2. One-Sentence Positioning

AI Platform Service Catalog / Golden Paths = 用产品化目录和经过验证的交付路径, 让业务团队能自助构建 AI use case, 同时默认继承模型接入、RAG、评估、工具、策略、观测、人工复核、成本归因和审计证据。

这份手册不讲“什么是平台”或“为什么需要 AI”。它面向已经能做需求、流程、风险和架构判断的人, 训练更高阶的问题:

高阶问题	平台 PM 要给出的答案
如何避免每个 AI 项目重复搭 model gateway、RAG、eval、日志和审批?	用 service catalog 把平台能力做成可发现、可申请、可复用、可运营的内部产品。
如何让团队不是只拿到 API, 而是走完从 pilot 到 release 的路径?	用 golden paths 提供 reference implementation、template、policy、telemetry、eval gate 和 runbook。
如何既自助又受控?	用 risk tier、data boundary、policy-as-code、approval routing、telemetry 和 evidence binder 把治理内嵌进路径。
如何证明平台不是成本中心?	用 time-to-first-pilot、reuse rate、quality gate pass rate、cost per case、risk exceptions、developer satisfaction 和 adoption 证明。

3. 为什么 AI 平台不能只提供模型 API

模型 API 只解决“能调用模型”。企业 AI 产品真正卡住的地方通常在模型调用之外:

断点	只提供模型 API 的结果	平台化做法
用例发现	团队不知道哪些场景适合 AI, 重复走探索	catalog 提供 use case patterns、risk tier 和 golden path 选择。
数据和知识	每个团队各自解析文档、建索引、处理权限	RAG service 管理 source、metadata、permission、freshness、citation 和 eval。
质量验证	上线靠 demo 感觉和少量人工试用	eval service 提供 golden set、rubric、regression、release gate 和 evidence。
工具调用	Agent 随项目接系统, 权限、审计、幂等不一致	tool gateway 提供 approved tools、schema、risk level、HITL 和 audit。
合规控制	风险规则散落在 prompt、代码和人工流程里	policy engine 统一执行 data boundary、allowed use、prohibited action 和 exception。
可运营性	出问题时只能看应用日志或供应商账单	observability 默认记录 trace、span、cost、quality、latency、safety 和 adoption。
采用	POC 能演示, 业务团队不会接入真实流程	golden path 给出 reference app、workflow integration、training、support 和 dashboard。
证据	审计时补材料, 变更和审批追溯困难	evidence binder 自动汇聚 eval、approval、exception、incident 和 monitoring。

AI Platform PM 的产品判断不是“要不要做统一 API”, 而是:

哪些重复能力应该平台化?
哪些业务差异应该留给 product team?
哪些治理动作必须默认发生?
哪些自助路径能缩短 pilot 时间, 同时不牺牲风险控制?

一个成熟 AI 平台应该像内部产品组合, 而不是一个 SDK 包。

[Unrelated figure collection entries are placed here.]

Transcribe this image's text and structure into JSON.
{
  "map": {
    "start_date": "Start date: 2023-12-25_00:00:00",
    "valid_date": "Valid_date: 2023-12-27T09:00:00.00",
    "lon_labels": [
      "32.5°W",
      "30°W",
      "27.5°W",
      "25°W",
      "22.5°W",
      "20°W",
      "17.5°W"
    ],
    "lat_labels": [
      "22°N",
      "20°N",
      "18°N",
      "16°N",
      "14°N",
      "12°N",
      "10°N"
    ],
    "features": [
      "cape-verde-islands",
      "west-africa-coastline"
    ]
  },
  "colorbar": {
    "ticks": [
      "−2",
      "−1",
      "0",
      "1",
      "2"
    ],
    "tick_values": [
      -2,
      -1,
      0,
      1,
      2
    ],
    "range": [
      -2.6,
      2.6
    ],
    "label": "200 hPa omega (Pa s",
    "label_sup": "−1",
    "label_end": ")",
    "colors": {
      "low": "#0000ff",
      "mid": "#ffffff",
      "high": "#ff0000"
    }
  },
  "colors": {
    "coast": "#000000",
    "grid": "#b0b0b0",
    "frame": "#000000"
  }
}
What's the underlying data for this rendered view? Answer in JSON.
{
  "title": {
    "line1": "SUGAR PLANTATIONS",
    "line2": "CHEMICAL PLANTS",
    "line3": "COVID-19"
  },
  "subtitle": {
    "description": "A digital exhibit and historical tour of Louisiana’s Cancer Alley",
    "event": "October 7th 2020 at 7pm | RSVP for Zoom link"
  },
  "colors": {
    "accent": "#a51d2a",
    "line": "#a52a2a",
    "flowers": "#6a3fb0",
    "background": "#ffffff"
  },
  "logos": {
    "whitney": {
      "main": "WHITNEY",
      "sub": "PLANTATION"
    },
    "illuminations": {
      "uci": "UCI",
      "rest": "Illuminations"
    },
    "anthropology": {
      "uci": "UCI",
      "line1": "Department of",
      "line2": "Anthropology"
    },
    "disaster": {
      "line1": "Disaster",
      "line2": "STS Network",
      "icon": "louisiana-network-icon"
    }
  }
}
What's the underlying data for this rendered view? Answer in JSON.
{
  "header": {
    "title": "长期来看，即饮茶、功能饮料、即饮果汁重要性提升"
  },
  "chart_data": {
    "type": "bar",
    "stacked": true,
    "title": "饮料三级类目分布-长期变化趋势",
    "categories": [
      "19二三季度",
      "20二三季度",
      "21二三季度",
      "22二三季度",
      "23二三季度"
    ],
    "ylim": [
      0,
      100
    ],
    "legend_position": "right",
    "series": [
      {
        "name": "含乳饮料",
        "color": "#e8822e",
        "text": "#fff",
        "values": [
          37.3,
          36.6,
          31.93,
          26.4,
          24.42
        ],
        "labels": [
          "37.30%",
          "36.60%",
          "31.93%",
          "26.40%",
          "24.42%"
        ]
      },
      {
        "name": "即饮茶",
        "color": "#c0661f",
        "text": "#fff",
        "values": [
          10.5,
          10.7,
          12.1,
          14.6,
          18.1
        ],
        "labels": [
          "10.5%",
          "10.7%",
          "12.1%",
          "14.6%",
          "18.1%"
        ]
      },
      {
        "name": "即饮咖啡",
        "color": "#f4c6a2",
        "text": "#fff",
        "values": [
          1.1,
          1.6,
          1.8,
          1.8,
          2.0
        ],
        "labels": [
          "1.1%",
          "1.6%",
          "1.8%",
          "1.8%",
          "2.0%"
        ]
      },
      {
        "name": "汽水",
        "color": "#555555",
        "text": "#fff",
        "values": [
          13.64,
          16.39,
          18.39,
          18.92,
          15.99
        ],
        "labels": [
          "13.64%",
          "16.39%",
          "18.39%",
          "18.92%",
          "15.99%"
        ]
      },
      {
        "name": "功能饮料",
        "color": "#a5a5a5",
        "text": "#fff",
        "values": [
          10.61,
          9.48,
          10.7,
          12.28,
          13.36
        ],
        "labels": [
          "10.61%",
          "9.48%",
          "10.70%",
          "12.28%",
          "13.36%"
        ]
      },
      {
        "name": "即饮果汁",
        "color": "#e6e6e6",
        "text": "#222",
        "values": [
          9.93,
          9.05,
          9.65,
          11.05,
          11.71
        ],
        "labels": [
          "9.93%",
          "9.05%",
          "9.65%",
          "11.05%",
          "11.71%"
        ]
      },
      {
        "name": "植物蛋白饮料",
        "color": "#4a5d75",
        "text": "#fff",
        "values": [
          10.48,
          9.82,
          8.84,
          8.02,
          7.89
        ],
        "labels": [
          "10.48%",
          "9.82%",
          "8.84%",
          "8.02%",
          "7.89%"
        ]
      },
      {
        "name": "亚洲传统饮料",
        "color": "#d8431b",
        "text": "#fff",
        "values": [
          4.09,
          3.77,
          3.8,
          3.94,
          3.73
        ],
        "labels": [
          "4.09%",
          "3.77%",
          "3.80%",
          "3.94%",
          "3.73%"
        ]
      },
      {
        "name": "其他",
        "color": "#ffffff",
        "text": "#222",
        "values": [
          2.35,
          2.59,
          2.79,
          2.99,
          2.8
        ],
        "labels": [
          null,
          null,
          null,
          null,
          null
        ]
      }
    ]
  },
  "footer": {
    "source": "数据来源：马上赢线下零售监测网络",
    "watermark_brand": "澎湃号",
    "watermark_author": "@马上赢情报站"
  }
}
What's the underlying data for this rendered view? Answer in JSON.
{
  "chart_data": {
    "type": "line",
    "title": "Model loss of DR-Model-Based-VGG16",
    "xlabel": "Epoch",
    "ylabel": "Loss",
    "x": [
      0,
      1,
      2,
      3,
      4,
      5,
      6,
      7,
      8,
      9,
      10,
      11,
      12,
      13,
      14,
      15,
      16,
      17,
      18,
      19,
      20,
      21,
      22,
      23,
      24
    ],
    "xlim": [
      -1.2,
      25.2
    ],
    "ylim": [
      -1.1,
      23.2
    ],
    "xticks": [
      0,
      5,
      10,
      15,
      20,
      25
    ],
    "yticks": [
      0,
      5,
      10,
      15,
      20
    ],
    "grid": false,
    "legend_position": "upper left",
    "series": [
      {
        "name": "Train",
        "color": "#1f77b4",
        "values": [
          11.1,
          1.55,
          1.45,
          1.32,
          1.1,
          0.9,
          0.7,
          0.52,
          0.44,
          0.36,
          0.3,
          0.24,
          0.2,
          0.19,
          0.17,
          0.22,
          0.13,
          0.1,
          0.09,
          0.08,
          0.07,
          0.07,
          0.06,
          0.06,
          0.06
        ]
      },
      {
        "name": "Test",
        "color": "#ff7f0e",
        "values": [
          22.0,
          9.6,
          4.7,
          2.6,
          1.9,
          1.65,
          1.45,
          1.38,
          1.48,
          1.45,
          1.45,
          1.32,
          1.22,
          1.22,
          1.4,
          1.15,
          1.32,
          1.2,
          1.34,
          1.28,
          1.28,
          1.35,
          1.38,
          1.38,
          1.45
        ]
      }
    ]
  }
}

它应同时服务四类用户:

用户	想要什么	平台应提供什么
Product team	快速验证真实业务场景	golden path、reference implementation、metrics baseline、adoption dashboard。
Developer / AI engineer	少写重复胶水代码	templates、SDK、model/RAG/tool/eval services、local examples、CI gate。
Risk / Compliance	控制默认发生且可审计	risk tier、policy guardrails、approval workflow、evidence binder。
Platform operator	能运营、优化和收费归因	SLO、cost ledger、usage analytics、incident workflow、roadmap feedback。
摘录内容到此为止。